The impact on the CAS was obvious. The work that had traditionally been the backbone of the society's program was now taken over by the new agency. In 1970, the society made a change both in name and direction. The CAS changed its name to Family Service and Children's Aid Society of Venango County, thus fulfilling the need for a family-oriented agency, that had existed in the county for many years. Robert Carone, MSW, was hired as the first Executive Director. Staff was increased and psychiatric and psychological consultation was made available through the services of Dr. Carol Maurer.

In 1971, the Agency found new quarters in the former Penelec Building for a few years and then moved to 202 West First Street, for approximately ten years. In 1980 a more permanent move was made to 716 East Second Street, now the "Main" office.
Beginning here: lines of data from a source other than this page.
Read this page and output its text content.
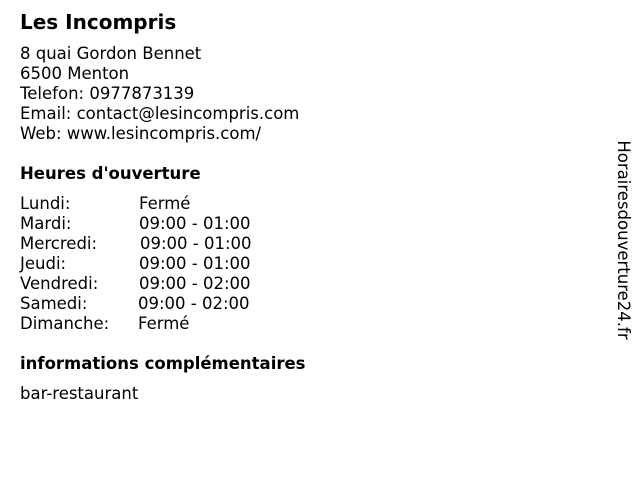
Les Incompris
8 quai Gordon Bennet
6500 Menton
Telefon: 0977873139
Email: contact@lesincompris.com
Web: www.lesincompris.com/
Heures d'ouverture
Lundi:	Fermé
Mardi:	09:00 - 01:00
Mercredi:	09:00 - 01:00
Jeudi:	09:00 - 01:00
Vendredi: 09:00 - 02:00
Samedi:	09:00 - 02:00
Dimanche: Fermé
informations complémentaires
bar-restaurant
Horairesdouverture24.fr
The Agency has evolved over the years and today encompasses a wide variety of comprehensive human services. Quality assured programs are provided targeting issues relating to mental health, promoting healthy behaviors, substance abuse, prevention and education, and domestic and sexual violence to meet the needs of children, individuals, and families. Many services are provided directly by the Agency while others are a result of collaborations with other health and human service agencies, county administration, law enforcement, hospital-based agencies, and school prevention programs.


Integrity - We are committed to the highest standards of ethical, legal, and moral conduct. We believe integrity is the basis for community trust. Leadership - We recognize our responsibility to provide information, guidance, and direction. We will make informed decisions, creating an atmosphere that inspires effective communication, fosters partnerships, and models dynamic leadership.